When I tell you to think of the wildest life anyone’s ever had, what comes to mind? Mick Jagger partying gig after gig? Maybe a world traveler like Anthony Bourdain. Well, I don’t know about you, but when I think of a place where people liked to let loose and party I immediately think of Russia in the early 1900s.

Okay, maybe not, but it was home to Grigori Yefimovich Rasputin, nowadays mostly known by his last name, Rasputin. Rasputin grew up in a rural village, never learning to read or write. He was always seen as a bit of a strange one. People from his village would often speak of him as if he had some sort of supernatural power.

In any case, he underwent a religious conversion when he was 18 years old and moved into a monastery. I know, right now you are thinking: “Okay, so he was a weird illiterate kid who went on to learn about Christianity, that isn’t even interesting, let alone wild.” But let me finish, here’s where it gets crazy.

While he was at the monastery he developed his own version of Christianity. He said one could only be nearest to god when they felt “Holy Passionless.”. How does one experience this? It’s simple, you must live as debaucherously as possible. Really get out there, drinking, orgies, the works.

So, Rasputin formed a sex cult at the age of 18; Big deal, right? I mean, who doesn’t? Well, that wasn’t the end for our monk. He left home and wandered around as a homeless beggar. During this period, he gained a reputation as a holy man who could heal the sick and tell the future. Somehow, he found himself in St. Petersburg among high ranking clergy. Their fascination with the occult meant the strange magic homeless guy was a perfect dinner guest, I guess.

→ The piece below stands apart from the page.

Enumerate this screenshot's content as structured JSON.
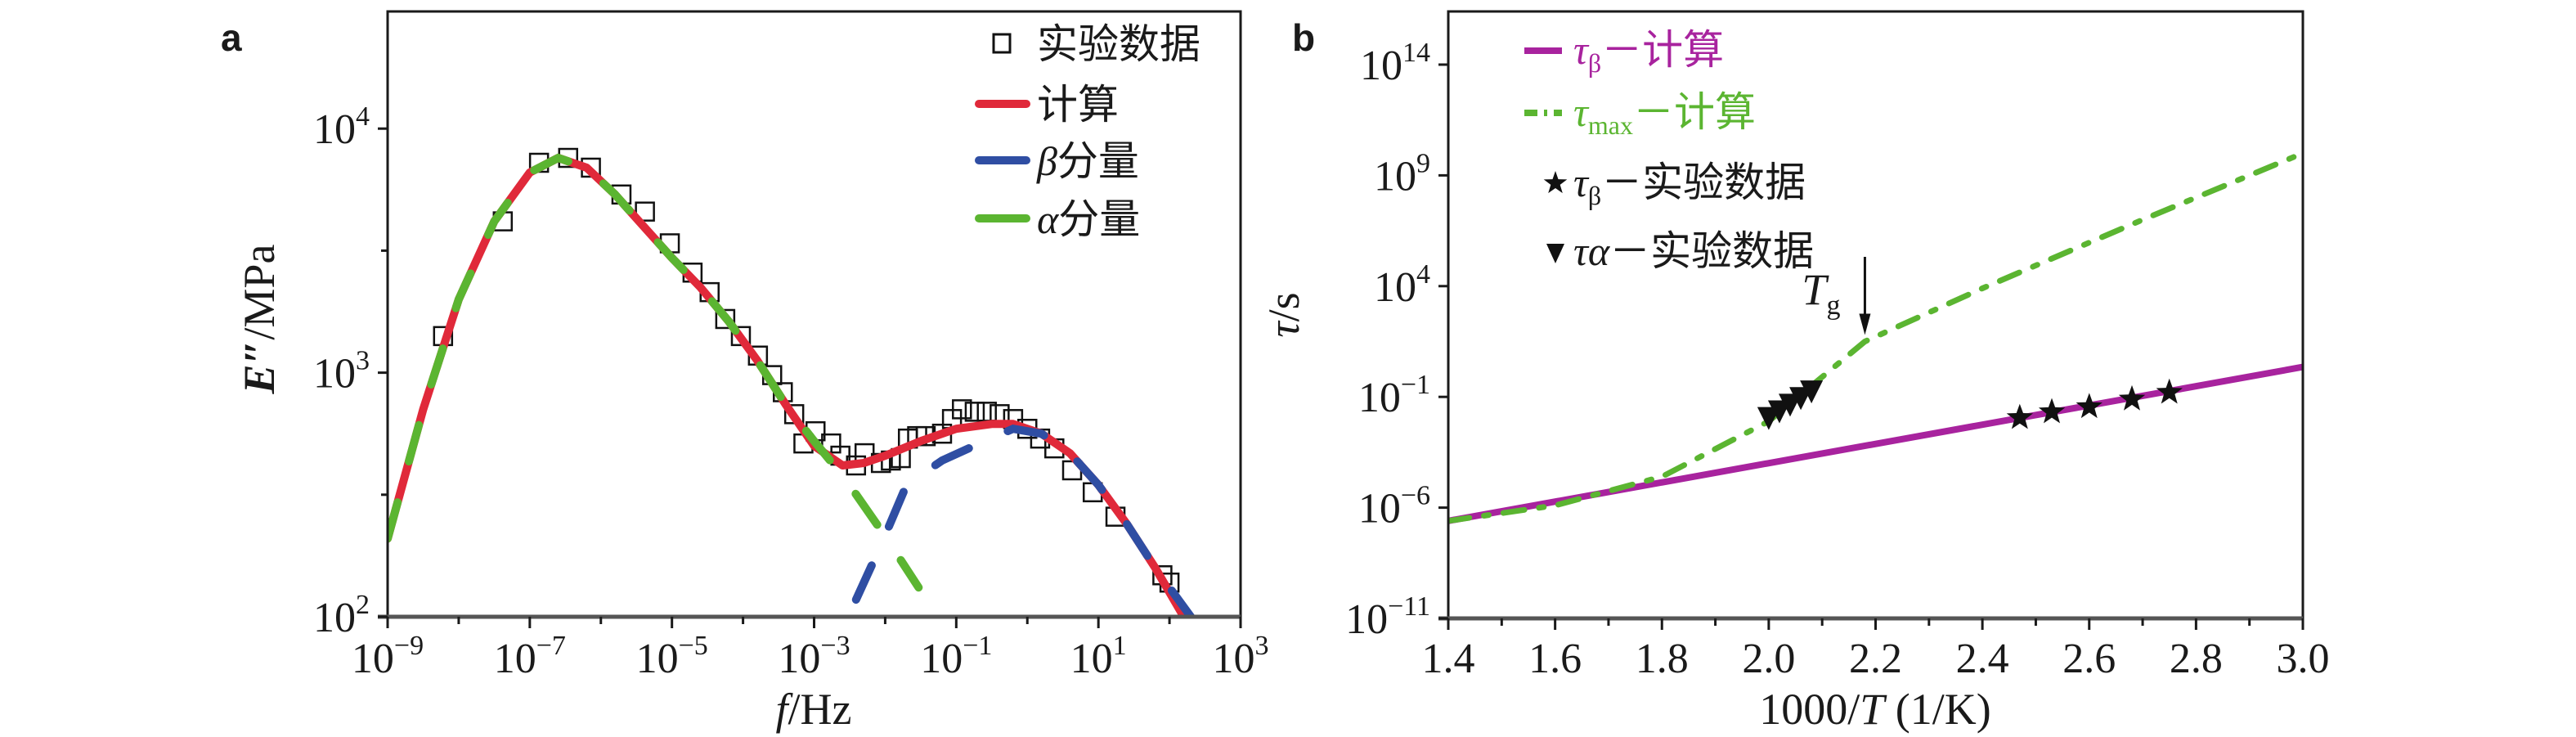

Anyway, then he went on to meet Czar Nicholas and his wife Alexandra. Their son had hemophilia and was bleeding badly. Rasputin somehow managed to stop this bleeding and as a result, gained the favor of the royal family. He told them their entire well-being was linked to him, and if anything, bad were to ever happen to old Rasputin their own demise would surely follow.

So, Rasputin stuck around as an advisor. Of course, he still had all his wild habits and soon news of the Czar’s kinky friend got out. Eventually, Nicholas had enough, and he decided Rasputin must be killed to stop any more scandals from reaching the press. Rasputin was then poisoned and shot twice. Except he survived. So they tied him up and threw him in an icy river. He died that time.

Just as predicted, 15 months after his death a rebellion ended up killing the entire royal family. And that concludes the saga of the mad monk who somehow went from a poor village to being a royal fortune teller.